We keep being assured that there is light at the end of the tunnel. Meanwhile, numerous commentators caution us that we can’t see that light yet. It is certain that the toll that COVID-19 will take on the world will be huge, both in terms of the human cost and economically. Nevertheless, it is vital to persevere, and not surrender to the assumption that your business will fail just because it is facing difficulties.
To wrap up, some key points:
- Stay up-to-date with the news (but don’t overdo it) and look out for announcements from the government that relate to your business affairs.
- Document everything, whether required to by statute or not.
- Avoid informal agreements at all costs.
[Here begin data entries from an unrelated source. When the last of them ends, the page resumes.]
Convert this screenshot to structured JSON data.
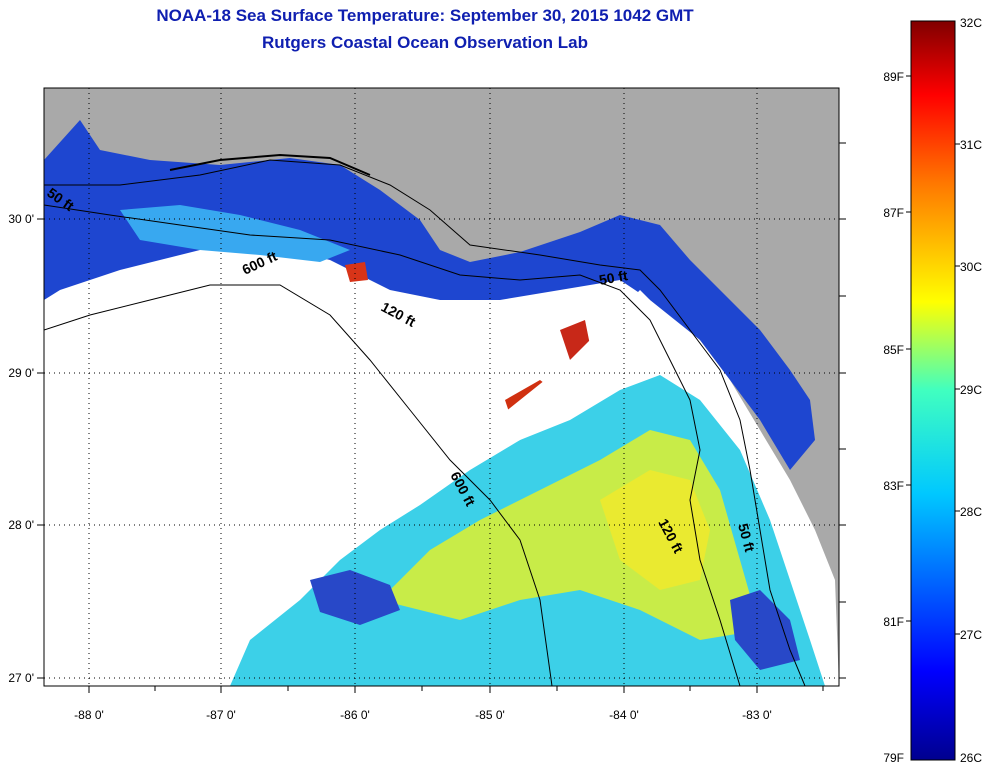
{
  "title": "NOAA-18 Sea Surface Temperature:  September 30, 2015 1042 GMT",
  "subtitle": "Rutgers Coastal Ocean Observation Lab",
  "map": {
    "lon_labels": [
      "-88 0'",
      "-87 0'",
      "-86 0'",
      "-85 0'",
      "-84 0'",
      "-83 0'"
    ],
    "lat_labels": [
      "30 0'",
      "29 0'",
      "28 0'",
      "27 0'"
    ],
    "depth_labels": [
      "600 ft",
      "120 ft",
      "50 ft",
      "600 ft",
      "120 ft",
      "50 ft",
      "50 ft"
    ],
    "colors": {
      "land": "#a9a9a9",
      "cloud": "#ffffff",
      "ocean_cool": "#1a3ccc",
      "ocean_mid": "#2ec8f0",
      "ocean_warm": "#e8ec3c",
      "hot": "#c02010"
    }
  },
  "colorbar": {
    "celsius_labels": [
      "32C",
      "31C",
      "30C",
      "29C",
      "28C",
      "27C",
      "26C"
    ],
    "fahrenheit_labels": [
      "89F",
      "87F",
      "85F",
      "83F",
      "81F",
      "79F"
    ],
    "range_c": [
      26,
      32
    ]
  }
}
- When negotiating or re-negotiating contracts, be sure to cover the important points. Be specific about numbers, dates, review periods, termination, and other key provisions such as force majeure.
- Communicate with your board, your shareholders, your staff, your suppliers, your customers, your bank, HMRC, and anyone else with whom your business deals. A problem is much harder to solve if those affected by it don’t know about it!
- Be realistic and act accordingly. Don’t hide from your problems. Be proactive, be honest, be transparent, and be positive!
Being positive may sound awfully trite; but it is vitally important to remain as positive as you can. Looking after yourself as well as your business should be a key priority. Exhaustion and stress will not help keep your business going and could well end up costing you dearly if a lack of focus, physical, or mental illness stop you from performing at your best. Take time for exercise and for rest. Look after your mental health during these difficult times and ask yourself whether doing something really will make a difference. Will sweating over work until 11pm actually result in anything, or would your mind and work fare better with a fresh start in the morning if you took the evening to relax with your family or catch up with a friend over the phone or online?
Plan for the worst, hope for the best, and take steps now to keep your business going. In the words of President Barack Obama in his 2009 inaugural address: “With hope and virtue, let us brave once more the icy currents, and endure what storms may come.”